Roche criticised the passage of the Government’s Mineral and Other Legislation Amendment Bill (MOLA) on Tuesday.

He said the new legislation made It harder for mining companies to do their work, despite the industry being “one of the heavy lifters in the economy,” generating one in every six jobs and injecting $2.1 billion in royalties over the last financial year.

“The QRC understands that MOLA delivers the Palaszczuk Government’s election promise to wind back amendments made by the Newman government to streamline the objection process for mining projects in Queensalnd,” Roche said.

“We agree the community should have an avenue for their concerns to be heard about mining projects,” he said.

“However this should not equate to multiple years in the Land Court spent frustrating and delaying what is supposed to be an administrative process only, not a Hollywood-style courtroom hearing.”

Roche said the legislation opened the door for activists “from Broome to Berlin” to interfere with the mining sector.

He believes the new legislation creates an unnecessary double-up of environmental objection under Queensland’s laws.

But the Palaszczuk Government’s mining minister, Dr Anthony Lynham, says the legislation has simply restored balance between the rights of farmers, miners, and the community.

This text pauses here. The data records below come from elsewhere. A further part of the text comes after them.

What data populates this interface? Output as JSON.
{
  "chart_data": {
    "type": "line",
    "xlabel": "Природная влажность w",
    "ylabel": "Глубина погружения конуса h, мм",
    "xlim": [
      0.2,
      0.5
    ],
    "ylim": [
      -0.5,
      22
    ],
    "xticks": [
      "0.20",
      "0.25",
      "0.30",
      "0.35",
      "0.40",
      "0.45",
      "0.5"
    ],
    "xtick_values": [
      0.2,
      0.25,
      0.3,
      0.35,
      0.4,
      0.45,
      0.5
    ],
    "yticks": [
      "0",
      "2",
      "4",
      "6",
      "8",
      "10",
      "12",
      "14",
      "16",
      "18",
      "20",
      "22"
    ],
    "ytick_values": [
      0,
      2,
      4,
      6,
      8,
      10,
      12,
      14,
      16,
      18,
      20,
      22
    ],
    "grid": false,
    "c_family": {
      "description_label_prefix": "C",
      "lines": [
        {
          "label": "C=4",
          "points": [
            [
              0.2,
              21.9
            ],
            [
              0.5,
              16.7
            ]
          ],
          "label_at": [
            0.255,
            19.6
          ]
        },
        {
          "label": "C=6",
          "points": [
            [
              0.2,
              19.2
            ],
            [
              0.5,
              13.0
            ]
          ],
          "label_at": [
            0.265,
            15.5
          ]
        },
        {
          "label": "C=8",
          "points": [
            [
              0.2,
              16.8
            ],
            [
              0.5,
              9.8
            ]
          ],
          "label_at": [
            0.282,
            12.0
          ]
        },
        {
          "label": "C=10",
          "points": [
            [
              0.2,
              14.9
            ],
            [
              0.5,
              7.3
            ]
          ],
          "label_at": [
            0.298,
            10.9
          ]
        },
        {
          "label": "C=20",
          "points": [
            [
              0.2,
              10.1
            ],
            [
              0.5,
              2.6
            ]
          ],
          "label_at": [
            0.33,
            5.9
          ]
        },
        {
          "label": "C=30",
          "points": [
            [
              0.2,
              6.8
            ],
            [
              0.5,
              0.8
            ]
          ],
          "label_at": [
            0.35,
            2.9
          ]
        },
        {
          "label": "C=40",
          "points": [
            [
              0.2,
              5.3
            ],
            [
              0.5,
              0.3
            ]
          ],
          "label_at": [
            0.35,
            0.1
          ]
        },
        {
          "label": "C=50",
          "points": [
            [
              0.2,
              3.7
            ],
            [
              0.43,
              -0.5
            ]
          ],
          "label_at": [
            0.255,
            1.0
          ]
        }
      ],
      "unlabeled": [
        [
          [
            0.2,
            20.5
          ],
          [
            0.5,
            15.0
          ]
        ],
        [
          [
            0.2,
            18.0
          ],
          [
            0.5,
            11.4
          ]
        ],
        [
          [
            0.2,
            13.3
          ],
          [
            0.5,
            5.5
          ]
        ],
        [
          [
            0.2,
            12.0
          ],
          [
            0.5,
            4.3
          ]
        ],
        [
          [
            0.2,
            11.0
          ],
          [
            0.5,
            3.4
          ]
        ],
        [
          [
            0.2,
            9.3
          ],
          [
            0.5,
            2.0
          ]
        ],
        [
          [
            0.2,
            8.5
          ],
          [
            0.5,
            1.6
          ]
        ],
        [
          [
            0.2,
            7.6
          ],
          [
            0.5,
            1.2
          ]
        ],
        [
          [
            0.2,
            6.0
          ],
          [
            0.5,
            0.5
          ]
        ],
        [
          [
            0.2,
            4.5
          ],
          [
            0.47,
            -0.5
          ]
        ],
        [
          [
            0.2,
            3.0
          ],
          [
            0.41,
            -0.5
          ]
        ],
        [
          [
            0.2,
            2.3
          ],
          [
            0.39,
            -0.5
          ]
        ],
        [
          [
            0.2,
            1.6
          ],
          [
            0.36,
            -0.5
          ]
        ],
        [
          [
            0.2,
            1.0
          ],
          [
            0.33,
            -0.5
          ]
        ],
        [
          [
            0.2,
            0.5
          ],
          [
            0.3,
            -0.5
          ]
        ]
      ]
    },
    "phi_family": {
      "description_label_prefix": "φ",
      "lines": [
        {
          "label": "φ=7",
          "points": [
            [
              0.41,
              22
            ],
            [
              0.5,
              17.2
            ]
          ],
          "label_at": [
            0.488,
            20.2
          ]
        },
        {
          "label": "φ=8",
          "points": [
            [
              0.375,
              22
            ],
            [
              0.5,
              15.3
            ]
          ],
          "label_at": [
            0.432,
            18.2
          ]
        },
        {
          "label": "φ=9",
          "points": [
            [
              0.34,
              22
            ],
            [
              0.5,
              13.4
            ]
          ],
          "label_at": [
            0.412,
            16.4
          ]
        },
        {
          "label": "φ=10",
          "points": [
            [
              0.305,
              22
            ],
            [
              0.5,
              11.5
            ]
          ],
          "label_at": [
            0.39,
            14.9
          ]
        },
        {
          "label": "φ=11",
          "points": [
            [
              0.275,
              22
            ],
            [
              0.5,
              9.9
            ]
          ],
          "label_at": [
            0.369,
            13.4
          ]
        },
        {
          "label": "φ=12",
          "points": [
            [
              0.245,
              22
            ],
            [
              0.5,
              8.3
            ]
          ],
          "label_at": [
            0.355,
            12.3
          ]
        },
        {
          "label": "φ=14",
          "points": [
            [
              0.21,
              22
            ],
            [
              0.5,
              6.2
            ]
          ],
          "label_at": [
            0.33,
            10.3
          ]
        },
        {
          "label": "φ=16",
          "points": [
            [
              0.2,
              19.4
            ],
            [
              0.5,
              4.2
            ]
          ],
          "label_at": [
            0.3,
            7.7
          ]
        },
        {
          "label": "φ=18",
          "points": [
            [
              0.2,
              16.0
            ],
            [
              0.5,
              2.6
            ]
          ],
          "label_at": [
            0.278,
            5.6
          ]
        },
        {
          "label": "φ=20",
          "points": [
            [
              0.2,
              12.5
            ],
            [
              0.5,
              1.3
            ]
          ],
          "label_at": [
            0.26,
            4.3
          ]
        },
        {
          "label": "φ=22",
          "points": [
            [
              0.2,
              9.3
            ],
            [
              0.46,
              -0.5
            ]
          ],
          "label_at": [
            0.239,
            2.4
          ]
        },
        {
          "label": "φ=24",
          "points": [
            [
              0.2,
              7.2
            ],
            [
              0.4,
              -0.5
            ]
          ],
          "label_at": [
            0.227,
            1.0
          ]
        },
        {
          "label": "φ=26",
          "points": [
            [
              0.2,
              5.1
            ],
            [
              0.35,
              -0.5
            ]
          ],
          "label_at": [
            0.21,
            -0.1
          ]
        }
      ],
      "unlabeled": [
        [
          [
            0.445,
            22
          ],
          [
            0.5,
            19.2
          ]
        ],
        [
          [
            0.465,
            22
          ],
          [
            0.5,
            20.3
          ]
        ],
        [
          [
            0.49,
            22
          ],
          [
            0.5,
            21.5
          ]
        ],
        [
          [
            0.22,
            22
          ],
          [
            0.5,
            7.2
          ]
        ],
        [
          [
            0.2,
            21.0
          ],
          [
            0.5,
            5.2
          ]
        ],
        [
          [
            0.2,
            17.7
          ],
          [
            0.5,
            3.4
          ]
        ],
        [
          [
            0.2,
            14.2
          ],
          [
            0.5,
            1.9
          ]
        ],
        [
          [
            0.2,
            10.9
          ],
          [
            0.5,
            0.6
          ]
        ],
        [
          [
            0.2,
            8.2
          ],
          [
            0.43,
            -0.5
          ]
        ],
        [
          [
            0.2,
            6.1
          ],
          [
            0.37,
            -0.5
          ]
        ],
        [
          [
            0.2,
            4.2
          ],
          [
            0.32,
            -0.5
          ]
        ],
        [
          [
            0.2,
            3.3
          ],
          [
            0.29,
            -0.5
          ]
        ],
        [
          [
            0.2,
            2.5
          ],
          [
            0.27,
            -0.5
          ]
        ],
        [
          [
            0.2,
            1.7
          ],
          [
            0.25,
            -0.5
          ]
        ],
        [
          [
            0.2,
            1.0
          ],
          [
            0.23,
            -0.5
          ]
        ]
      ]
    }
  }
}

“The legislation passed today fulfils the government’s commitments to restore community objection rights to proposed mining projects, and to protect key agricultural infrastructure,” Lynham said on May 24.

“As per our commitments, we have re-established the right for anyone to object to a proposed mining project on broad grounds.

“Landholders will also have the right to say no to resource activities beside their key infrastructure.”

Lynham said the resources sector would benefit from the Queensland Land Court being given a new power to strike out any frivolous or vexatious objections, under the legislation.